Submitted to: Agronomy Journal
Publication Type: Peer Reviewed Journal
Publication Acceptance Date: 5/30/2022
Publication Date: 5/30/2022
Citation: Anapalli, S.S., Srinivasa, P.R., Reddy, K.N., Signh, G. 2022. Eddy covariance quantification of corn (Zea mays L.) water use and yield responses to irrigations on farm-scale fields. Agronomy Journal. 114(4):2445-2457. https://doi.org/10.1002/agj2.21130.
DOI: https://doi.org/10.1002/agj2.21130

Interpretive Summary: The Mississippi River Valley Aquifer is fast drying up as the current water withdrawals from it for crop irrigations in the region far exceed the aquifer’s natural recharge rates. Reducing the amount of water pumped is essential for sustainable crop production and saving the aquifer from further decay. Scientists in the Sustainable Water Management Research Unit, USDA ARS, Stoneville, MS, and the National Center for River Valley Alluvial Aquifer, Mississippi State University, Stoneville, MS, investigated corn productivity in clay soil in response to irrigations applied through all furrows, skipping a furrow, and rainfed (unirrigated) conditions. These studies were conducted on farm-scale fields (15 ha). Using about sixty percent of the water applied in all-furrow irrigations, corn harvested in skip-furrow systems was about 4% higher. However, rainfed systems produced about 14% less corn yields on average. The study established that irrigating corn through skip-furrows yields better than irrigating through all-furrows, potentially saving about forty percent of the water pumped out of the aquifer. The farm-scale plots used in this study give us better confidence to recommend the skip-furrow irrigation system to replace conventional all-furrow systems in the region to check further aquifer decline.
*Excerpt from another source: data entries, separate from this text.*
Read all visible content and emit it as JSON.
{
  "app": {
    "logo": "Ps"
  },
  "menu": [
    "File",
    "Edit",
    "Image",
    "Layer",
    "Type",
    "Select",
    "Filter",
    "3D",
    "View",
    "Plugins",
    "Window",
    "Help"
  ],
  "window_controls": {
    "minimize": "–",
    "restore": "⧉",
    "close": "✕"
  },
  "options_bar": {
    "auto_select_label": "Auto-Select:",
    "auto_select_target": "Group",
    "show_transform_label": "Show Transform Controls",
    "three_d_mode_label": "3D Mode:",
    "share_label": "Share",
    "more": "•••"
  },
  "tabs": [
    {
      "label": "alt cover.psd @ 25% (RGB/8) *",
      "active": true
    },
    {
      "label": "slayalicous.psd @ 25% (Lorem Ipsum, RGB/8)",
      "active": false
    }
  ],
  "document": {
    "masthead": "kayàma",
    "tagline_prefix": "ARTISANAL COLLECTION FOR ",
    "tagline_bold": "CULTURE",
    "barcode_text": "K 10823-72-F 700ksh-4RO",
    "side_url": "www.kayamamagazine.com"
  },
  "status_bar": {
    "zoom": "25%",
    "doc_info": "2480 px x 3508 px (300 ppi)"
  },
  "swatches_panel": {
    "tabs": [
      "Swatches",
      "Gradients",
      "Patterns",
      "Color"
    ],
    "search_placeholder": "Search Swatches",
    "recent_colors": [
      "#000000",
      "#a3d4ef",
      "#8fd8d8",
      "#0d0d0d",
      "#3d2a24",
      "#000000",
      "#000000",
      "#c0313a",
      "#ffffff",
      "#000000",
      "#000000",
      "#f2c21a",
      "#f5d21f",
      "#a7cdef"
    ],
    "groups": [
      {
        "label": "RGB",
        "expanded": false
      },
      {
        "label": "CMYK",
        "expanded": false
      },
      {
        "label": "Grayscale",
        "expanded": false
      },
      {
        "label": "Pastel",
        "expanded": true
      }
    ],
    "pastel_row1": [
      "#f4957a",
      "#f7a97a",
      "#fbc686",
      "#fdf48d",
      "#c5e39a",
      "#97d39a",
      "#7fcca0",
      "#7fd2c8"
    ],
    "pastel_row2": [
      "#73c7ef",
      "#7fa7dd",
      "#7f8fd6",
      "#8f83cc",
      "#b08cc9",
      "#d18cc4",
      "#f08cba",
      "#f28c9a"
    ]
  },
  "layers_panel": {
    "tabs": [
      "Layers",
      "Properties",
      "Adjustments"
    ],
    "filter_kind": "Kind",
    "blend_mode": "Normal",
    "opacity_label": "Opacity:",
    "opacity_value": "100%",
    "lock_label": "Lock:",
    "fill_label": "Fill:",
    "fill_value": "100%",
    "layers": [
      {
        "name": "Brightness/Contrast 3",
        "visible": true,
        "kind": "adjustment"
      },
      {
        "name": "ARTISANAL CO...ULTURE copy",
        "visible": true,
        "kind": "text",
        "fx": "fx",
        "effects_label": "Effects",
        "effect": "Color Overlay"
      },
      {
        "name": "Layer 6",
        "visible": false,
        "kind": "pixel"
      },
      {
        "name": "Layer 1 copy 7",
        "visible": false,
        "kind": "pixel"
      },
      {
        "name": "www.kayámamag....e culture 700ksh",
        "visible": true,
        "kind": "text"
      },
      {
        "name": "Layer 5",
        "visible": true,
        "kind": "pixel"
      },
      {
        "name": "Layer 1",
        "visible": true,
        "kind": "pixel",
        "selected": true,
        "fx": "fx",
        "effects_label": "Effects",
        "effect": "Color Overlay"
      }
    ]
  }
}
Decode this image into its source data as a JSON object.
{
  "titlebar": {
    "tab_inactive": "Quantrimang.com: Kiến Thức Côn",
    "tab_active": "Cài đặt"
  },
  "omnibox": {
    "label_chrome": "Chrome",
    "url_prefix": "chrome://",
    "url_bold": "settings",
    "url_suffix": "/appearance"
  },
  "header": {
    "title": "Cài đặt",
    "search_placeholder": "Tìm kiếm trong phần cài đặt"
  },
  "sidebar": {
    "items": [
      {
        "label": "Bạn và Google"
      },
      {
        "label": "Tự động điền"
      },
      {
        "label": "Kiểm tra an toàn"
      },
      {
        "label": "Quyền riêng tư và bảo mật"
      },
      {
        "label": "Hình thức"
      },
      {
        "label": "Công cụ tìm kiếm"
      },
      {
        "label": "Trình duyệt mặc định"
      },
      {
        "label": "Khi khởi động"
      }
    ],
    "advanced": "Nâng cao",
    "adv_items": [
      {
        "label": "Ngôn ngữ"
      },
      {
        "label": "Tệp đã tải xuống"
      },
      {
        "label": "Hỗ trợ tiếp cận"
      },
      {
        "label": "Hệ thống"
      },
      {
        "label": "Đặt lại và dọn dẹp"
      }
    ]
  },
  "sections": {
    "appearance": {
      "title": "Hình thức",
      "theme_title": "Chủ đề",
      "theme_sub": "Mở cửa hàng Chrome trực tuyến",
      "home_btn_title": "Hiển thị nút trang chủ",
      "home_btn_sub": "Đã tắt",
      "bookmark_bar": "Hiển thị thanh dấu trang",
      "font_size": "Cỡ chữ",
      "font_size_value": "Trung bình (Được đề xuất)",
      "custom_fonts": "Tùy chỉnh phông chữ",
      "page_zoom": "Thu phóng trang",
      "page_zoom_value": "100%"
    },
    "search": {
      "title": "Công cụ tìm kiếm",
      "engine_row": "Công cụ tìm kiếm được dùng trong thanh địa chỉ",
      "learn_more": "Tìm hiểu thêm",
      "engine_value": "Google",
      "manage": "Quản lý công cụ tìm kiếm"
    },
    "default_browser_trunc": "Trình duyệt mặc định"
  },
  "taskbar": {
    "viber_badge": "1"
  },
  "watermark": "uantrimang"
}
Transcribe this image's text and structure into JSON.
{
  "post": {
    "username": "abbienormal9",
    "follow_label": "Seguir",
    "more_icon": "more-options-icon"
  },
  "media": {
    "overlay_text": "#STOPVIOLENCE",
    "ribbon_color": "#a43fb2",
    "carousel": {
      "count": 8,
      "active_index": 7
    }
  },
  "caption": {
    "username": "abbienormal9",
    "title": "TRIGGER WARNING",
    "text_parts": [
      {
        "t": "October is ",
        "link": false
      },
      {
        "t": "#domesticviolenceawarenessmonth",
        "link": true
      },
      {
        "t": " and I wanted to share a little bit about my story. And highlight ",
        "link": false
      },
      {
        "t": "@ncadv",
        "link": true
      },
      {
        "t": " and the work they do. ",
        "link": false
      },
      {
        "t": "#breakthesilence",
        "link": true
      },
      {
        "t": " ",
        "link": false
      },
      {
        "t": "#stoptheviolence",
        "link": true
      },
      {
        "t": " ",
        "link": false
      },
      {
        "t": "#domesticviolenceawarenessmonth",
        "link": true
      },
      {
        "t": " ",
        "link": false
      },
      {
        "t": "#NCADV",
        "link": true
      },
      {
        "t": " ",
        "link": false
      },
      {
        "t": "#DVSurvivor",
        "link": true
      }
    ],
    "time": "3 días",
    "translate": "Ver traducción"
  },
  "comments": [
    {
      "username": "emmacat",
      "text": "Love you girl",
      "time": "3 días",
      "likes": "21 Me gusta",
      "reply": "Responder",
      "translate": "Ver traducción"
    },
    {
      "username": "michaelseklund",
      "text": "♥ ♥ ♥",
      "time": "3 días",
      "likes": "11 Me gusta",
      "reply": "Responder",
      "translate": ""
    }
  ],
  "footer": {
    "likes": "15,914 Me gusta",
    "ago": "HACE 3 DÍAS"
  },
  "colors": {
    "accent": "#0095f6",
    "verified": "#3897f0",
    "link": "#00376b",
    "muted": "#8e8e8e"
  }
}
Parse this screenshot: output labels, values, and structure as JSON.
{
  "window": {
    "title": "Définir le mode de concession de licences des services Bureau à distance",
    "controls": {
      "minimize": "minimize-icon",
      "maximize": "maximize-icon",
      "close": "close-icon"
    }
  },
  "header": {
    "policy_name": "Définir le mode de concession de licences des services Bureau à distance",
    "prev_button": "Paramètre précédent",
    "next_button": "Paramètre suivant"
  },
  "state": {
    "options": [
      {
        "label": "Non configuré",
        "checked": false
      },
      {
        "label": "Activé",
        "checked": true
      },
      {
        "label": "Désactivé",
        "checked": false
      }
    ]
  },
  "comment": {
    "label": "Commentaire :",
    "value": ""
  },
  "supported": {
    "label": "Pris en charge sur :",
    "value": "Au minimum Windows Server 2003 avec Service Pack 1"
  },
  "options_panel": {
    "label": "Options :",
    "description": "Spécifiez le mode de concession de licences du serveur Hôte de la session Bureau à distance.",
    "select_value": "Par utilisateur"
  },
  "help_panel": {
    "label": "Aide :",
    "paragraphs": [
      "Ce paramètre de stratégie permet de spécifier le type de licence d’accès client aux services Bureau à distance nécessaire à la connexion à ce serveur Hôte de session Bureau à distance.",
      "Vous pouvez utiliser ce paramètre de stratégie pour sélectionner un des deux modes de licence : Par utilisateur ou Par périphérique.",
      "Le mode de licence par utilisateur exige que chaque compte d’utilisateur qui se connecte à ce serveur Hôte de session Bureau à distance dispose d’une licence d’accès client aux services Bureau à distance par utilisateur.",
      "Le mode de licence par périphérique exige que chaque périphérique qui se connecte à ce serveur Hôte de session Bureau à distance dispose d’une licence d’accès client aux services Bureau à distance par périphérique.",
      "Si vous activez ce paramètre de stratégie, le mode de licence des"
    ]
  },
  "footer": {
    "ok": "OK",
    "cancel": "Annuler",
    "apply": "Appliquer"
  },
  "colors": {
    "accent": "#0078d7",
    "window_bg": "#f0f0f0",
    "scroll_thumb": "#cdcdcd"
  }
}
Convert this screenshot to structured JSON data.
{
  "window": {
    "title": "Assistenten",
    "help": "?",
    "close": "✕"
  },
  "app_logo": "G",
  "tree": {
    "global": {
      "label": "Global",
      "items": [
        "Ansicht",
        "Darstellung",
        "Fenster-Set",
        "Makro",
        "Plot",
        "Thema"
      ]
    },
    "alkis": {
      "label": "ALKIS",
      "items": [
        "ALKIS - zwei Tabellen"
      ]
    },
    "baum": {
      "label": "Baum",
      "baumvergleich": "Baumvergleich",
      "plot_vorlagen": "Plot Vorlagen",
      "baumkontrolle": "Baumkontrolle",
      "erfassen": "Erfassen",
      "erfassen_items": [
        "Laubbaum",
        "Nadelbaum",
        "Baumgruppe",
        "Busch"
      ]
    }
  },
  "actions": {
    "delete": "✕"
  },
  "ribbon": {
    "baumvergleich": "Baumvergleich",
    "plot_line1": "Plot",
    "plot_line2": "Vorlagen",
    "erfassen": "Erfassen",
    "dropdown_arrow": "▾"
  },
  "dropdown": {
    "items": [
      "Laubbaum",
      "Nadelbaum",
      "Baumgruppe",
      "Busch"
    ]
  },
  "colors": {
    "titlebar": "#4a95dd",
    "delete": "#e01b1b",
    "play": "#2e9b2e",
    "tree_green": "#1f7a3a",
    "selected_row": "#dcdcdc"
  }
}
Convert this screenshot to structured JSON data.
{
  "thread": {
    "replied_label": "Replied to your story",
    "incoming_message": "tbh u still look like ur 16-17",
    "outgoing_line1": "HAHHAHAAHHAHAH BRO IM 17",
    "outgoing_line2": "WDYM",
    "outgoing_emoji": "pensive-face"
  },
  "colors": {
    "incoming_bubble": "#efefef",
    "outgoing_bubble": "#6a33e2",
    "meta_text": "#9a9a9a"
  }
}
Technical Abstract: he current rate of groundwater extractions for crop irrigation from the MIssissippi River Valley Aluviald Aquifers far exceed the aquifer's’ natural recharge levels, hence the sustainability of irrigated agriculture in the Lower MIssissippi regions is in is in danger. Surface flood irrigations applied through furrows dominate row-crop irrigation scenarios in many regions worldwide. In this study, corn (Zea mays L.) yield and consumptive water use (ET, evapotranspiration) in a conventional all-furrow irrigation (FI) were compared against irrigations applied through alternate furrows (SFI, targeted to irrigate with about half of the water applied in FI) and rainfed (RF) systems in large farm-scale fields (10 ha) in 2017 and 2019 in clay soil in the Lower Mississippi Delta region (LMD), USA. Crop ET was monitored using the eddy covariance (EC) method. The average corn yield in the SFI was significantly (12.1 Mg ha-1) higher (4.9%) than in the FI (11.7 Mg ha-1). Corn yield in RF (10.2 Mg ha-1) was significantly lower (10.7%) than in the FI. However, the leaf area index (LAI) measured in SFI was slightly lower than in FI. Seasonal average ET was 556, 573, and 540 mm in FI, SFI, and RF treatments, respectively. The average water use efficiencies (WUE, ratio of grain yield to ET) were 0.021, 0.021, and 0.019 Mg ha-1 mm-1, respectively (10.5 % lower in RF than FI and SFI). This investigation revealed that practicing SFI in corn-based cropping systems can return grain yields comparable to the same crop grown under the conventional FI, saving about 40% of irrigation water. The farm-scale studies conducted in this investigation give better confidence to recommend SFI to replace conventional FI systems in the region for water conservation in cropping systems. Further investigations may be needed to evaluate the viability of SFI in other contrasting soils and climates and recommend the system for adoption by the farming community.